Number of singular vectors/values to compute. Default is 10. This algorithm should be used to compute a few singular vectors/values.

fun_scaling

Usually this can be left unset, as it defaults to bigsnpr::snp_scaleBinom(), which is the appropriate function for biallelic SNPs. Alternatively it is possible to use custom function (see bigsnpr::snp_autoSVD() for details.

total_var

a boolean indicating whether to compute the total variance of the matrix. Default is TRUE. Using FALSE will speed up computation, but the total variance will not be stored in the output (and thus it will not be possible to assign a proportion of variance explained to the components).

Value

a gt_pca object, which is a subclass of bigSVD; this is an S3 list with elements: A named list (an S3 class "big_SVD") of

  • d, the eigenvalues (singular values, i.e. as variances),

  • u, the scores for each sample on each component (the left singular vectors)

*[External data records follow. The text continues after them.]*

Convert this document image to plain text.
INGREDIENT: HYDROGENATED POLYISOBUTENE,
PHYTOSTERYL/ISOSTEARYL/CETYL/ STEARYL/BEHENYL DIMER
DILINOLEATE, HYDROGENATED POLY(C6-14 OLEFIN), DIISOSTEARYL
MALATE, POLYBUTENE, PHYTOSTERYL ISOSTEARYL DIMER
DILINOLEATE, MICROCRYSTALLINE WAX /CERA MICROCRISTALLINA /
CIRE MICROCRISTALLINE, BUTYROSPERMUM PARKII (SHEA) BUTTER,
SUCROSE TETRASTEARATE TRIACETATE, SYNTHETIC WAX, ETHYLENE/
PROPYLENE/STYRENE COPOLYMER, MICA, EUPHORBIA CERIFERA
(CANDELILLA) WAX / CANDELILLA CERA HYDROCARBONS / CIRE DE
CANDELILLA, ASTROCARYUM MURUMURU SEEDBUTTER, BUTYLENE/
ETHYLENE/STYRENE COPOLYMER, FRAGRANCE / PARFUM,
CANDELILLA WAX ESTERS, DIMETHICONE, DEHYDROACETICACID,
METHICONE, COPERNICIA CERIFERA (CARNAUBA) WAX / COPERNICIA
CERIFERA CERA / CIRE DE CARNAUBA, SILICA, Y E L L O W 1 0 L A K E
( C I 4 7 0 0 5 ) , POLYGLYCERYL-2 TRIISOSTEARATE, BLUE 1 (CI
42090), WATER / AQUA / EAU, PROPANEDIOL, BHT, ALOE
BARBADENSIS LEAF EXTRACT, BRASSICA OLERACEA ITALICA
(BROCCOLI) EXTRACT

  • v, the loadings (the right singular vectors)

  • center, the centering vector,

  • scale, the scaling vector,

  • method, a string defining the method (in this case 'partialSVD'),

  • call, the call that generated the object.

  • square_frobenious, used to compute the proportion of variance explained by the components (optional)

Note: rather than accessing these elements directly, it is better to use tidy and augment. See gt_pca_tidiers.